Dark Lilly Archive - A FEW MYTHS




No religion on Earth is more misrepresented and misunderstood than Satanism, not that this worries the Satanists. Black Magick or the Black Arts are general terms applied to the Left Hand Path (though not used by practitioners). “Black” or darkness is, in this context, associated with “evil” and this memory survives from primitive times when man moved about freely in daylight but, when night fell, he withdrew to the protective circle of light provided by his fire, which kept away hostile animals and anything else which might be out there, unseen in the darkness. As Shakespeare said: “Present fears are less than horrible imaginings” (Macbeth I:ii.) and, because we fear what we do not know, we may unconsciously exaggerate the unknown to proportions more terrible than its reality warrants.


It is difficult to substantiate claims regarding the origins of Satanism, since it has never been the official religion of a state or people. The most easily-available proof of its antiquity is in the bible: for instance, the legend of Jesus’ encounter with Satan. Satan offered him dominion over part of the world in exchange for allegiance, a peculiar tale which, at least, makes it obvious that such dominion was possessed by Satan. So the bible’s admission that Satan was not only in existence but powerful, at a time before Jesus began his campaigning, disposes of the myth that Satanism is merely a negation of and rebellion against Christianity.

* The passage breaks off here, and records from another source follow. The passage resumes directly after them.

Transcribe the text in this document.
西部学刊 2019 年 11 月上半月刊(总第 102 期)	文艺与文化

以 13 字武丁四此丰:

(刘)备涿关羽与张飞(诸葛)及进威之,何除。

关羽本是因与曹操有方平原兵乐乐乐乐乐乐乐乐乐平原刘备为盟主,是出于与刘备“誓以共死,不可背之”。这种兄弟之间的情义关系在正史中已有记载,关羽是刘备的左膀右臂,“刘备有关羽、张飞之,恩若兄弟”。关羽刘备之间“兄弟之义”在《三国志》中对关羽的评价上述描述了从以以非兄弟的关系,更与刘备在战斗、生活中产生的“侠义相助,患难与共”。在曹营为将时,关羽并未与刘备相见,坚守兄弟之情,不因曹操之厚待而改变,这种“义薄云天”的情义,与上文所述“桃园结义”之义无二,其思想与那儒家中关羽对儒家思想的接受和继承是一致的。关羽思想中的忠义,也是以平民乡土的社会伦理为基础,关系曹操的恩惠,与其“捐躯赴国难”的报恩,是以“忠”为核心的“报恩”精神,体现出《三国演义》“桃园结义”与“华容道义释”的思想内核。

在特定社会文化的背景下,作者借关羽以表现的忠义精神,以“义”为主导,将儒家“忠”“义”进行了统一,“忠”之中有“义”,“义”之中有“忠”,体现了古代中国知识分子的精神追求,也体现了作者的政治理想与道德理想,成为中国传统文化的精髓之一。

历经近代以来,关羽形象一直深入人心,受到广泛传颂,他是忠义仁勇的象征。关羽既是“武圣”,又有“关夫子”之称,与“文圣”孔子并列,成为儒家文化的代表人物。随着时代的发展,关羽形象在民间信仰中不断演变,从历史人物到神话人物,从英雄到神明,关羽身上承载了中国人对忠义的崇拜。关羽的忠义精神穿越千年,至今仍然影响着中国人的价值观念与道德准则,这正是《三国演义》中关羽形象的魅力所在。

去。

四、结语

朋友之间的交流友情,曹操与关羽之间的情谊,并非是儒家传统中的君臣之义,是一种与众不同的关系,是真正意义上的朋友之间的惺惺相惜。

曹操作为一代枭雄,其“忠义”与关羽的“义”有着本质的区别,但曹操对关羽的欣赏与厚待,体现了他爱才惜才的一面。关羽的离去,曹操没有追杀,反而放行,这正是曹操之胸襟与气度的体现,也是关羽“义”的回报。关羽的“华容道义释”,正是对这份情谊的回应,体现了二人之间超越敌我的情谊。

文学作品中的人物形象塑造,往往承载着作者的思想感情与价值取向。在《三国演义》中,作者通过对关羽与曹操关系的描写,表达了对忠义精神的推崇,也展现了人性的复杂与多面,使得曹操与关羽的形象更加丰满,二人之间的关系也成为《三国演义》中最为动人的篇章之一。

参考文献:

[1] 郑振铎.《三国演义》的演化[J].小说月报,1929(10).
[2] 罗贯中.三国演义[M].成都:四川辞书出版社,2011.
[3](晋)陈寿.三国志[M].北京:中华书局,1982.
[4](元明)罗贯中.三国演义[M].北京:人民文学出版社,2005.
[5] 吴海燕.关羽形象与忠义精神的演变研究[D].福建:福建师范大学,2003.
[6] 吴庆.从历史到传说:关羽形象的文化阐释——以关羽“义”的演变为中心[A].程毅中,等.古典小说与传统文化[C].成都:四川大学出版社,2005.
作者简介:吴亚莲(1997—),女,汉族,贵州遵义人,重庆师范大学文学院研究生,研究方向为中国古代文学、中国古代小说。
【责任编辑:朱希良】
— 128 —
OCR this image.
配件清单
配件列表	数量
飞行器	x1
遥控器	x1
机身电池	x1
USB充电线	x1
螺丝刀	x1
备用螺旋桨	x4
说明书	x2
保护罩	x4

There is no indication that the followers of the Left Hand Path, even if they personified their deity, ever represented him with the attributes of cloven hooves, horns and tail. These were features of various Pagan nature-gods such as Pan and Faunus, and were attached to Satan by the Christians, who regarded all other gods as their adversaries and naturally confused them.

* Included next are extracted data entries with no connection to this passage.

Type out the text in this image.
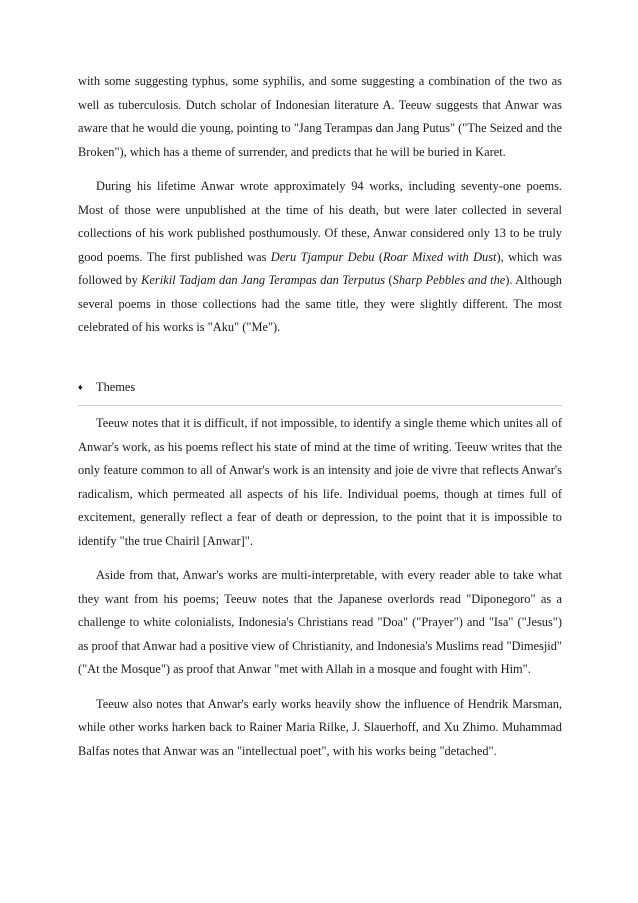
with some suggesting typhus, some syphilis, and some suggesting a combination of the two as well as tuberculosis. Dutch scholar of Indonesian literature A. Teeuw suggests that Anwar was aware that he would die young, pointing to "Jang Terampas dan Jang Putus" ("The Seized and the Broken"), which has a theme of surrender, and predicts that he will be buried in Karet.

During his lifetime Anwar wrote approximately 94 works, including seventy-one poems. Most of those were unpublished at the time of his death, but were later collected in several collections of his work published posthumously. Of these, Anwar considered only 13 to be truly good poems. The first published was Deru Tjampur Debu (Roar Mixed with Dust), which was followed by Kerikil Tadjam dan Jang Terampas dan Terputus (Sharp Pebbles and the). Although several poems in those collections had the same title, they were slightly different. The most celebrated of his works is "Aku" ("Me").

♦ Themes

Teeuw notes that it is difficult, if not impossible, to identify a single theme which unites all of Anwar's work, as his poems reflect his state of mind at the time of writing. Teeuw writes that the only feature common to all of Anwar's work is an intensity and joie de vivre that reflects Anwar's radicalism, which permeated all aspects of his life. Individual poems, though at times full of excitement, generally reflect a fear of death or depression, to the point that it is impossible to identify "the true Chairil [Anwar]".

Aside from that, Anwar's works are multi-interpretable, with every reader able to take what they want from his poems; Teeuw notes that the Japanese overlords read "Diponegoro" as a challenge to white colonialists, Indonesia's Christians read "Doa" ("Prayer") and "Isa" ("Jesus") as proof that Anwar had a positive view of Christianity, and Indonesia's Muslims read "Dimesjid" ("At the Mosque") as proof that Anwar "met with Allah in a mosque and fought with Him".

Teeuw also notes that Anwar's early works heavily show the influence of Hendrik Marsman, while other works harken back to Rainer Maria Rilke, J. Slauerhoff, and Xu Zhimo. Muhammad Balfas notes that Anwar was an "intellectual poet", with his works being "detached".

The Satanists’ best-known symbol has often been mistakenly called “the inverted cross”. It has no connection with the Christian cross or the cross used by other older religions. The Satanic symbol represents the sword upraised, in challenge or acclaim.  Pointing downward, it would show defeat and surrender. Incidentally, in older and therefore more accurate versions of the Tarot cards, the suit of Swords shows the weapon upright in the Satanic manner. Only when the cards are reversed (with the unfortunate connotations usually attached to a reversed card in a fortune-telling spread) does the sword point down.


Necromancy is the illogical idea that spirits of deceased persons, if induced to make a temporary return to Earth, have, since or by reason of their transition, acquired clairvoyant ability, supernatural powers and wisdom.


It was essential to the state religion’s thraldom of fear that Death should be regarded with terror (despite vague promises of heaven for the few lucky ones). The cemetery, the ever present reminder of this dreaded inevitability, was surrounded by superstition and horror. The only people who did not regard cemeteries with this awe were those who had never accepted the new religion of Christianity and therefore understood that the dead were not more dangerous than they had been in life.


Cemeteries surrounded churches, and churches were often built on the sites of former temples. It was natural that the surviving Pagans should wish to meet as near as possible to their ancient holy place, since it had been consecrated by those with a knowledge of the Earth, a knowledge which has never been available to the Christians. The Pagan’s meetings in the grounds of their former temple were distorted by the Christians with an allegation that these meetings in the cemetery were for the purpose of raising the dead. The people were intimidated into regarding all Pagan practices with cringing alarm.



From the Dark Lily Journal No 1, Society of Dark Lily (London 1987).